Leonid Khankevich

Personal information
- Date of birth: 21 August 1995 (age 30)
- Place of birth: Smolevichi, Minsk Oblast, Belarus
- Height: 1.88 m (6 ft 2 in)
- Position: Forward

Youth career
- 2011–2012: Torpedo-BelAZ Zhodino

Senior career*
- Years: Team / Apps / (Gls)
- 2012–2016: Smolevichi-STI / 95 / (14)
- 2017–2018: Luch Minsk / 40 / (16)
- 2018: → Belshina Bobruisk (loan) / 8 / (3)
- 2019: Dnyapro Mogilev / 12 / (1)
- 2019: Gorodeya / 2 / (0)
- 2020: Smolevichi / 14 / (3)
- 2021: Smorgon / 9 / (0)
- 2021: Volna Pinsk / 12 / (0)
- 2022: Włocłavia Włocławek
- 2022–2023: Kujawiak Kowal
- 2023: Dynamo Toronto

International career
- 2013: Belarus U17 / 1 / (0)

= Leonid Khankevich =

Belarusian footballer

Leonid Khankevich (Леанід Ханкевіч; Леонид Ханкевич; born 21 August 1995) is a Belarusian footballer who plays as a forward.

== Club career ==

=== Early career ===
Khankevich began his career with his native club in the country's second-tier league, Smolevichi. After four seasons with Smolevichi, he signed with division rival Luch Minsk in 2017. In his debut season in Minsk, he helped the club secure promotion to the premier league by winning the league title. He would finish second in the league's scoring charts with 15 goals.

=== Belarus ===
Despite helping Luch in securing a promotion, he would spend the first half of the 2018 season with Belshina Bobruisk on a loan spell. Following his brief stint with Belshina, he made his premier league debut with his former club Luch for the remainder of the 2018 season. In his debut season in the country's top-tier league, he appeared in 10 matches and scored 1 goal.

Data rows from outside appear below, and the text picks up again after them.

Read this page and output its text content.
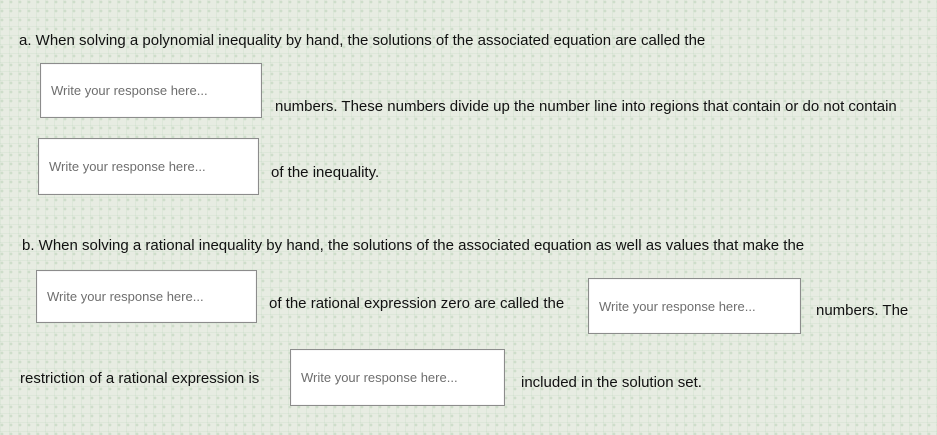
a. When solving a polynomial inequality by hand, the solutions of the associated equation are called the
Write your response here...
numbers. These numbers divide up the number line into regions that contain or do not contain
Write your response here...
of the inequality.
b. When solving a rational inequality by hand, the solutions of the associated equation as well as values that make the
Write your response here...
of the rational expression zero are called the
Write your response here...	numbers. The
restriction of a rational expression is
Write your response here...	included in the solution set.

In 2019, he signed with league rival Dnyapro Mogilev. His tenure with Mogilev was short-lived as he would conclude the season with Gorodeya. After the conclusion of the season, he left Gorodeya. He returned to his former club Smolevichi for the 2020 season. His final season in the Belarusian first division was with Smorgon in 2021. Midway through the season he left Smorgon and returned to the second division to play with Volna Pinsk.

=== Poland ===
Khankevich was signed by Włocłavia Włocławek in the Polish IV liga in the winter of 2022. After a season in Włocławek, he played with Kujawiak Kowal in the Liga okręgowa.

=== Canada ===
In the summer of 2023, he secured another deal abroad in the Canadian Soccer League with Dynamo Toronto. He would assist the club in finishing fourth in the standings.